How Can A Startup Raise Its Funding, Even In An Early Stage?


A startup venture is always in need of funds for meeting it’s expenses be it current or expansion. Most importantly, the venture must keep creating wealth for the investors who have expressed their confidence by investing during initial or infancy stage.

This exercise of growing a startup has to be ongoing process till the venture becomes self-sustaining through its own revenues, which normally does not come soon.

To list a few types of investors (the list is purely illustrative for the purpose of understanding) who can be approached for seeking investment, depending on the stage, the venture is, are given hereinbelow :

  1. Seeking Seed capital, which normally comes from friends or family.

  2. Angell investors, who normally funds for the idea to create

  3. Accelerator, who take it forward.

  4. Ultimate VC or Equity funds.

Every single day, a million ideas take birth, maybe more. But the real question is-

How many of them are actually getting materialized and leaving an impact and an inspiration to look upon?

Entrepreneurs must be extremely determined till they reach the other side of the river.There will be many ifs and buts, ups and downs. But if you want to achieve anything, be relentless.A quick but effective communication is always important. So, be the good storytellers to raise funding for your startup.

Here’s one in-depth guide to making things easy for you:

When you are in a concept stage then you should approach a mentor or a startup consultant who can help you in founding a startup after validation of the idea.Startup Consultants stay with the startup until the end of the beginning of the startup. Therefore you can discuss the idea with them and then start building the startup.
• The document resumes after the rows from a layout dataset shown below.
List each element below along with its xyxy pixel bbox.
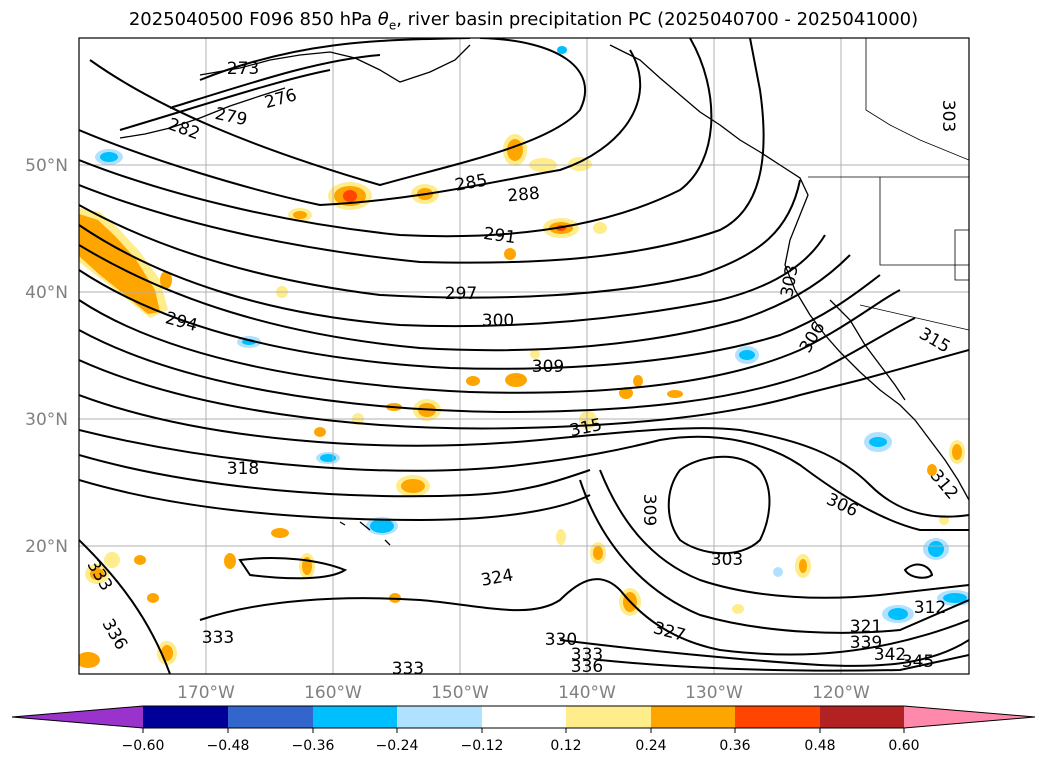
- colorbar-tick-label: −0.36: [292, 738, 335, 754]
- positive-anomaly-cell: [732, 604, 744, 614]
- contour-label: 339: [850, 633, 882, 653]
- contour-label: 300: [482, 311, 514, 331]
- contour-label: 333: [392, 659, 424, 679]
- lat-label-20n: 20°N: [25, 537, 68, 557]
- contour-label: 288: [507, 184, 541, 207]
- positive-anomaly-cell: [271, 528, 289, 538]
- positive-anomaly-cell: [667, 390, 683, 398]
- contour-label: 297: [445, 284, 477, 304]
- positive-anomaly-cell: [505, 373, 527, 387]
- contour-label: 303: [711, 550, 743, 570]
- colorbar-segment: [820, 706, 904, 728]
- positive-anomaly-cell: [314, 427, 326, 437]
- positive-anomaly-cell: [568, 157, 592, 171]
- map-title: 2025040500 F096 850 hPa θe, river basin …: [128, 9, 919, 33]
- map-frame: [78, 37, 970, 675]
- negative-anomaly-cell: [888, 608, 908, 620]
- colorbar-segment: [143, 706, 228, 728]
- colorbar-tick-label: 0.60: [888, 738, 919, 754]
- colorbar: −0.60 −0.48 −0.36 −0.24 −0.12 0.12 0.24 …: [11, 705, 1036, 754]
- negative-anomaly-cell: [739, 350, 755, 360]
- colorbar-extend-low: [12, 706, 143, 728]
- positive-anomaly-cell: [633, 375, 643, 387]
- positive-anomaly-cell: [401, 479, 425, 493]
- colorbar-segment: [735, 706, 820, 728]
- theta-e-contours: [79, 38, 969, 674]
- positive-anomaly-cell: [952, 444, 962, 460]
- negative-anomaly-cell: [370, 519, 394, 533]
- positive-anomaly-cell: [147, 593, 159, 603]
- positive-anomaly-cell: [224, 553, 236, 569]
- contour-label: 333: [202, 628, 234, 648]
- positive-anomaly-cell: [593, 546, 603, 560]
- colorbar-segment: [313, 706, 397, 728]
- latitude-labels: 50°N 40°N 30°N 20°N: [25, 156, 68, 557]
- lat-label-50n: 50°N: [25, 156, 68, 176]
- lon-label-140w: 140°W: [558, 683, 616, 703]
- lon-label-150w: 150°W: [431, 683, 489, 703]
- positive-anomaly-cell: [799, 559, 807, 573]
- contour-label: 303: [938, 100, 958, 132]
- colorbar-tick-label: 0.48: [804, 738, 835, 754]
- contour-label: 342: [874, 645, 906, 665]
- colorbar-tick-label: 0.36: [719, 738, 750, 754]
- colorbar-tick-label: −0.12: [461, 738, 504, 754]
- positive-anomaly-cell: [507, 139, 523, 161]
- negative-anomaly-cell: [869, 437, 887, 447]
- positive-anomaly-cell: [504, 248, 516, 260]
- positive-anomaly-cell: [593, 222, 607, 234]
- borders: [808, 38, 969, 331]
- positive-anomaly-cell: [134, 555, 146, 565]
- contour-label-group: 273 276 279 282 285 288 291 294 297 300 …: [83, 59, 962, 679]
- contour-label: 321: [850, 617, 882, 637]
- positive-anomaly-cell: [619, 387, 633, 399]
- colorbar-tick-label: 0.12: [550, 738, 581, 754]
- contour-label: 336: [571, 657, 603, 677]
- lon-label-120w: 120°W: [812, 683, 870, 703]
- negative-anomaly-cell: [773, 567, 783, 577]
- contour-label: 330: [545, 630, 577, 650]
- positive-anomaly-cell: [90, 568, 104, 580]
- contour-label: 312: [914, 598, 946, 618]
- longitude-labels: 170°W 160°W 150°W 140°W 130°W 120°W: [177, 683, 870, 703]
- positive-anomaly-cell: [104, 552, 120, 568]
- negative-anomaly-cell: [100, 152, 118, 162]
- positive-anomaly-cell: [293, 211, 307, 219]
- positive-anomaly-cell: [927, 464, 937, 476]
- negative-anomaly-cell: [928, 541, 944, 557]
- contour-label: 309: [532, 357, 564, 377]
- positive-anomaly-cell: [466, 376, 480, 386]
- positive-anomaly-cell: [343, 190, 357, 202]
- colorbar-tick-label: 0.24: [635, 738, 666, 754]
- positive-anomaly-cell: [530, 349, 540, 359]
- colorbar-segment: [228, 706, 313, 728]
- graticule: [79, 38, 969, 674]
- contour-label: 345: [902, 652, 934, 672]
- colorbar-tick-label: −0.24: [376, 738, 419, 754]
- lat-label-40n: 40°N: [25, 283, 68, 303]
- colorbar-segment: [482, 706, 566, 728]
- lon-label-130w: 130°W: [685, 683, 743, 703]
- negative-anomaly-cell: [943, 593, 967, 603]
- positive-anomaly-cell: [160, 271, 172, 289]
- colorbar-segment: [651, 706, 735, 728]
- negative-anomaly-cell: [557, 46, 567, 54]
- contour-label: 318: [227, 459, 259, 479]
- colorbar-tick-label: −0.48: [207, 738, 250, 754]
- contour-label: 333: [571, 645, 603, 665]
- colorbar-segment: [566, 706, 651, 728]
- contour-label: 291: [482, 224, 517, 248]
- colorbar-tick-label: −0.60: [122, 738, 165, 754]
- colorbar-extend-high: [904, 706, 1035, 728]
- lon-label-160w: 160°W: [304, 683, 362, 703]
- positive-anomaly-cell: [556, 529, 566, 545]
- positive-anomaly-cell: [79, 652, 100, 668]
- contour-label: 273: [227, 59, 259, 79]
- lon-label-170w: 170°W: [177, 683, 235, 703]
- lat-label-30n: 30°N: [25, 410, 68, 430]
- contour-label: 309: [639, 494, 659, 526]
- colorbar-segment: [397, 706, 482, 728]
- negative-anomaly-cell: [320, 454, 336, 462]
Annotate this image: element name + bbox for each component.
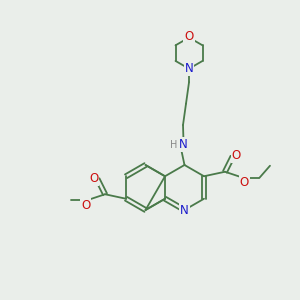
- Text: N: N: [180, 203, 189, 217]
- Text: O: O: [89, 172, 98, 185]
- Text: O: O: [184, 30, 194, 44]
- Text: O: O: [81, 199, 90, 212]
- Text: O: O: [240, 176, 249, 189]
- Text: O: O: [232, 149, 241, 162]
- Text: H: H: [170, 140, 177, 150]
- Text: N: N: [178, 138, 188, 152]
- Text: N: N: [184, 62, 194, 75]
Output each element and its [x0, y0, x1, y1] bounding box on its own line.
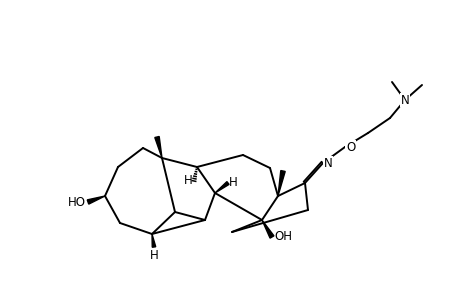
Text: O: O [345, 140, 354, 154]
Text: H: H [229, 176, 237, 190]
Text: N: N [323, 157, 332, 169]
Polygon shape [262, 220, 274, 238]
Polygon shape [155, 136, 162, 158]
Text: H: H [149, 249, 158, 262]
Text: OH: OH [274, 230, 291, 244]
Text: H: H [184, 175, 193, 188]
Polygon shape [277, 171, 285, 196]
Text: HO: HO [68, 196, 86, 208]
Polygon shape [214, 182, 229, 193]
Text: N: N [400, 94, 409, 106]
Polygon shape [87, 196, 105, 204]
Polygon shape [151, 234, 156, 247]
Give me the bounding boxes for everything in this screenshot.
After you get a good traction and consumer/customer base then you can approach the investors.

1. Develop an idea

2. Form a team

3. Validate the idea (with startup consultant)

4. Register a company

5. Start building the website/app

6. Start the operations

7. Promote the business

8. Make necessary changes for success of the business

9. Compare with the benchmark

10. Achieve the necessary traction

After this:

11. Approach the Angel Investors

12. Make sure the investment will be used for expansion

13. The investment should not be used to buy Capital Assets

14. Get the Angel investment

15. Expand the business


16. Ensure that you are in a revenue-stage

17. Preferably the burn rate should be less than the run rate

18. Approach the Venture Capitalists

19. Pitch and negotiate the equity

20. Get investment for Series A


21. Continue to expand

22. Ensure the profits

23. Approach the Venture Capitalists again

However, in spite of all these, the key is to do lots of research to figure out what financing route best suits you and your business. Then reach out to the relevant individuals and institutions, and go from there. Each party will have different requirements, so find out what they are and then decide what’s best for you.